|
I know this is an unusual circumstance, but what do you do if your child has had the full neuropsych testing within a year of applying to private schools and the results are that there's no diagnosis? We have a child who we thought might have some ADD, so we had him tested, and the results were just a very smart kid, with no particular significant results. Some anxiety, which accounted for the symptoms we were seeing, but that seems to have resolved by itself since then anyway. But they do the WISC as part of the testing, and now we're in the position of 1) not being able to do the WISC again because it's within one year of the last time, and 2) the report we have includes ALL the neuropsych testing. So it's just different from what everyone else has -- the nice little WISC report and write up. Ours is from Hopkins, not one of the private testers so it's just much more clinical. And we're a little worried that the fact that we did the whole testing may make the school think there's an issue that isn't there. (We chose to do the testing ourselves, it wasn't recommended by the child's school or anything, so it wouldn't come up otherwise.)
It seems like things are so competitive that anything can disqualify a kid these days. |
| Many schools let you submit SSAT or ISEE or WISC. If you don't want to submit the entire neuropsych report, you can always submit the SSAT or ISEE instead. |
| Contact the tester and see if they will write you a condensed report that only addresses the part the admissions testing would address. They may charge you a fee, but I don't see why they couldn't. |
| Can't do the sat because only second grade. Can ask Hopkins for the truncated report but I don't know if they do that. |
I was told by our tester (not Hopkins) that it was possible to include just the educational portions, but it would have to include a disclaimer that it was part of a larger neuropsych. We decided that any admissions office would see that and ask for the whole thing, so we just submitted the whole thing. |
| I am a neuropsychologist and would be happy to do that for a family.

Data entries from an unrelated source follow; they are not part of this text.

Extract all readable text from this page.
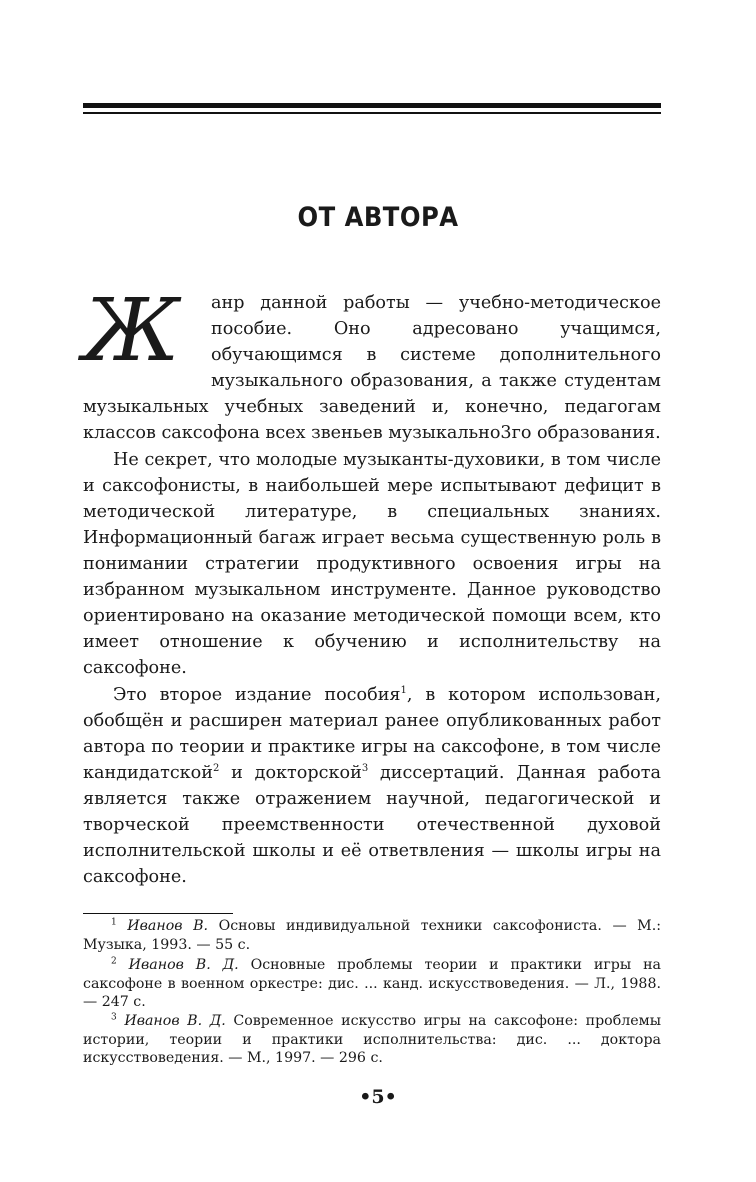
ОТ АВТОРА

Ж	анр данной работы — учебно-методическое пособие. Оно адресовано учащимся, обучающимся в системе дополнительного музыкального образования, а также студентам музыкальных учебных заведений и, конечно, педагогам классов саксофона всех звеньев музыкально3го образования.

Не секрет, что молодые музыканты-духовики, в том числе и саксофонисты, в наибольшей мере испытывают дефицит в методической литературе, в специальных знаниях. Информационный багаж играет весьма существенную роль в понимании стратегии продуктивного освоения игры на избранном музыкальном инструменте. Данное руководство ориентировано на оказание методической помощи всем, кто имеет отношение к обучению и исполнительству на саксофоне.

Это второе издание пособия$^1$, в котором использован, обобщён и расширен материал ранее опубликованных работ автора по теории и практике игры на саксофоне, в том числе кандидатской$^2$ и докторской$^3$ диссертаций. Данная работа является также отражением научной, педагогической и творческой преемственности отечественной духовой исполнительской школы и её ответвления — школы игры на саксофоне.

$^1$ Иванов В. Основы индивидуальной техники саксофониста. — М.: Музыка, 1993. — 55 с.

$^2$ Иванов В. Д. Основные проблемы теории и практики игры на саксофоне в военном оркестре: дис. ... канд. искусствоведения. — Л., 1988. — 247 с.

$^3$ Иванов В. Д. Современное искусство игры на саксофоне: проблемы истории, теории и практики исполнительства: дис. ... доктора искусствоведения. — М., 1997. — 296 с.

•5•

Just contact your clinician, it would take less then 30 minutes to create a "WISC TEST RESULTS" and it would be an individual clinicians decision on whether or not to include the note if it was part of a larger eval....... |
| Our psychologist said she would write a condensed report if needed because all they ask for is a WISC. So other students aren't always submitting additional testing even if they found something. |
| I agree, see if you can get a WISC-only report; you have no obligation to report analyses that weren't asked for, and which didn't turn up a diagnosis. |
| Do you have the tester's private email or number at KKI?Getting a WISC only report from Hopkins maybe challenging. |
| Since the neuropsych was done at Hopkins, I would just submit the entire report bc otherwise the school may think you are hiding something. |
Yes, I think we have to submit the entire report, because even if the tester does the truncated one, I think it would be strange to come from KKI and they'd think we were hiding something. Has anyone had this experience? Do you think that it hinders he application? I know that logically it shouldn't. In some ways, they should look MORE favorably on it (if they aren't friendly to kids with learning challenges -- which don't get me started on that anyway) because the kid's been thoroughly evaluated and found to not have an issue. But somehow I doubt that's how it really works out. |
we submitted everything. i look at it this way: if they can't handle my kid, i want to know that before we put my kid there. how horrible would it be to place your kid in a school that may have issues handling their specific needs. but, i am a lay the cards out on the table kind of person and don't sugarcoat, so YMMV. |
I tend to agree, it's just that in this case the result was that the kid doesn't have any particular needs other than just neurotypical stuff. If there were a diagnosis, or an issue flagged or something, then I'd *definitely* submit everything, because I totally agree with you -- I don't want to end up somewhere that can't handle it. But this is a weird situation where that's not the case, but we have this big testing report. |
|
I think applying for third grade? which is generally not an entry yr will be more of a factor in admissions than submitting the entire report that does not show any issues.